Wednesday 20 June 2018

June Reunion

Already June... I am zinging this month because of daring to go to a School Reunion, meeting old classmates after half a lifetime. I know I wasn't the only one who was slightly nervous but it was a really joyous and confirming occasion. Very nourishing. I found myself smiling and smiling in celebration of all these wonderful women (it used to be an all girls' school), who had weathered all sorts of interesting and varied life experiences to meet up again in our now almost unrecognizable school grounds.

It is of course an exercise in confronting the aging process but that wasn't as awful one might think - because what really struck me was how attractive and appealing all these women were. Some were regal, others vivacious. They were kind, compassionate, interested, engaged. All people I would like to spend time with. All people with rich and interesting life experiences. And all people with whom I shared some of my most formative years. Some I had forgotten but as I spent time with them the memories came flooding back and it was really such a joy.
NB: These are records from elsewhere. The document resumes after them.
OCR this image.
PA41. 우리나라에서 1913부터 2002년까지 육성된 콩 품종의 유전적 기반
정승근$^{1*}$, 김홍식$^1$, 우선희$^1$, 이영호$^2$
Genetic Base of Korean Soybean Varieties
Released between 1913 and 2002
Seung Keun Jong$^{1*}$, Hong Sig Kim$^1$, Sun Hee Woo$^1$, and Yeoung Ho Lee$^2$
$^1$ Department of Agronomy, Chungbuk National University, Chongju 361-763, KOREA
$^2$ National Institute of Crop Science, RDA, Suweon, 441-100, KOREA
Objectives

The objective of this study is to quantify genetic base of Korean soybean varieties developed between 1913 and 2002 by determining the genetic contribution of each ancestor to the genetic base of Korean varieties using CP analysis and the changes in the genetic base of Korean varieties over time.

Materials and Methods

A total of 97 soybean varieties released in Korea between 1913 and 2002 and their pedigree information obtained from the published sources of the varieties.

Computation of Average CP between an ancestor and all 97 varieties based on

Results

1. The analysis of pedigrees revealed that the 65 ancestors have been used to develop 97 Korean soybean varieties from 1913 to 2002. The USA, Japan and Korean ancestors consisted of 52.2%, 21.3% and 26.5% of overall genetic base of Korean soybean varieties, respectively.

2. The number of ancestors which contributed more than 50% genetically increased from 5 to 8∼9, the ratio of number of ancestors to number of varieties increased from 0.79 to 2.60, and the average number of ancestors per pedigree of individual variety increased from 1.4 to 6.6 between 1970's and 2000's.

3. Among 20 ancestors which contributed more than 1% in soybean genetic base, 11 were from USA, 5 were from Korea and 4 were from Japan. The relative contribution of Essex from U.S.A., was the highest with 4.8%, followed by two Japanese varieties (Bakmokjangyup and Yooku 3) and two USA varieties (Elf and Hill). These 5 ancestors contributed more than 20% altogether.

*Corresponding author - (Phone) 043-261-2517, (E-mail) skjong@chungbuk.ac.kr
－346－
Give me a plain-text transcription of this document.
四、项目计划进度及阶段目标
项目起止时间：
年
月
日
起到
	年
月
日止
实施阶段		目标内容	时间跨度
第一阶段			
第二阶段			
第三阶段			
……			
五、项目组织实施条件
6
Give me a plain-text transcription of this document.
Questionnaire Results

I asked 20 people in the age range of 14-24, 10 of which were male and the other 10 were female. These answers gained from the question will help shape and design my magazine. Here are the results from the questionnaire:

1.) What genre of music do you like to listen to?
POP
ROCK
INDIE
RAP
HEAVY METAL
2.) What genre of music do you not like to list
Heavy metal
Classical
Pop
Also not to be overlooked was a precious conversation with my old geography teacher who must now be in her 80s at least, and yet who remembered every single one of my family who attended that school. I suddenly realized with a flood of warmth that all through my life there were these invisible people who touched me, as she did in my teens, and who were sporadically, occasionally, remembering me and wishing me well. And of course I too was doing and can do that service for others.

I went home, lay on the bed, and, without planning to, thought and thought and sent good wishes to all these women, going through each at once and all together. May they all be really happy. How glad I am to have found them again.